Safranbolu’ya yaklaşınca gördüğümüz beyaz pembe renklerde çiçek açmış ağaçlar tıpkı belgesellerde izlediğimiz Japon Sakura ağaçlarını andırıyordu. Gerçekten de baharı Safranbolu’da bulduk. Sonradan ‘Hıdırlık Şehir Terası’ denen tepede şehrin yeni ve eski bölümünü hayranlıkla gözlemledik. Tarih boyunca İpek Yolu üzerinde bir geçiş/gözetleme yeri olan Safranbolu, Osmanlı’ya geçtikten sonra bir yerleşim bölgesi haline gelmiş. Ardından şehir ikiye ayrılmış; Oğuz Boyu Keseciler Aşireti’nden gelenler ve Derviş (Bektaşi) soyundan gelenler.

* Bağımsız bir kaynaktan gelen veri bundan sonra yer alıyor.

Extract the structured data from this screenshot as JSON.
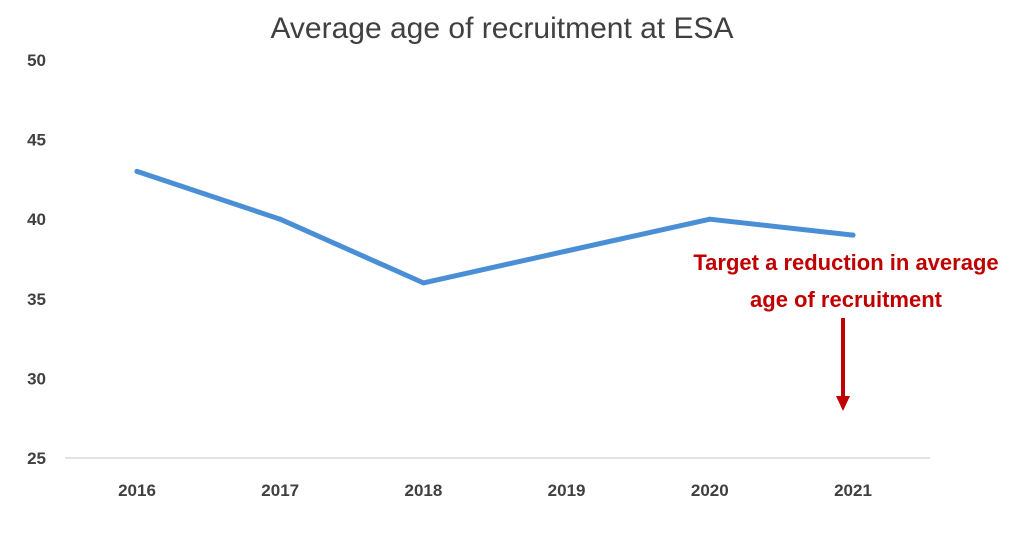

Turu daha cazip kılmak için konaklama yeri olarak eski Safranbolu’da bir konak seçtik. Girişte bir sepet dolusu galoş gördüysek de kısa sürede bunların göstermelik olduğunu anladık. Günün yorgunluğu ile bir an evvel odalarımıza yerleştik. İlk iş banyoya girdik. Musluktan akan su oldukça soğuktu. Anlaşılan duş yapamayacaktık. Bembeyaz çarşaflara sarılıp uyumak en iyisiydi… Duvara dayalı yatağıma yattıktan on dakika sonra ensem buz kesmişti. ‘Otantik’ tahta pencerelerden içeri bolca hava sızıyordu. İyice tutulduğumu anlayınca, oda arkadaşımı rahatsız etmeden koridordaki sedirde oturdum. Sabahın ilk ışıklarıyla odaya dönüp kuş cıvıltılarıyla uyuyakaldım. Bütün bunlar bir şikayet mekanizması değil. Ancak Safranbolu turist akınına, özellikle de Japonlara,uğrayan bir yöre. Her ne kadar tarih çok önemliyse de, işletmecilik de bir o kadar önemli olmalı.
* * *
Gezi sırasında çok ilginç bir yaşanmışlık öyküsüne tanık olduk. Öykü Dr. Yeşua Levi Leventer’e ait. Gezi sırasında doktorun yeğeni Röne Aziz’in bizimle olması konuya farklı bir boyut kattı. Dr. Yeşua Leventer, İstanbul Tıp Fakültesi’nde eğitimini tamamladıktan sonra mecburi hizmet için Safranbolu’ya gider. Orada bir hanımla tanışıp evlenir. Adını da Dr. Yaşar Dertsavar olarak değiştirir. Uzun yıllar Karabük Devlet Hastanesi’nde hekimlik yapar. Ailesini özlediği zamanlar İstanbul Taksim’de bulunan evine gider. Aynı şekilde kardeşi ve çocukları da, şimdilerde müze olarak gezilen Safranbolu’daki eve gelirler. Fakir fukarayı ücret almadan tedavi eden doktor, halk tarafından o kadar sevilir ki, öldüğünde ona ayrı bir mezar yaparlar. Ne yazık ki, vaktimiz kısıtlı olduğundan mezarı arayıp bulamadık. Anadolu beklentinin dışında sürprizlerle dolu.
***
Safranbolu’nun en güzel yeri Yörükler Köyü. 250-300 senelik binalar sapasağlam. Buralardaki mimarinin en ilginç yönlerinden biri ise, hiçbir ev diğerinin görüntüsünü bozmuyor. Yörükler, yaşayan bir köy. Ziyaret ettiğimiz iki evde de ev sahipleri mihmandarlık yaptı. Birinde Bektaşi geleneğinden dem aldık, diğerinde ise yerel ağızla dörtlükler sıralayan Filiz Abla’yı dinlemeye doyamadık. Hele dolabın içindeki gizli banyoda nasıl yıkanıldığını bir anlatışı vardı ki…
Safranbolu görülmeye değer. Devamını dinlemek yerine şahsen gitmenizi dilerim.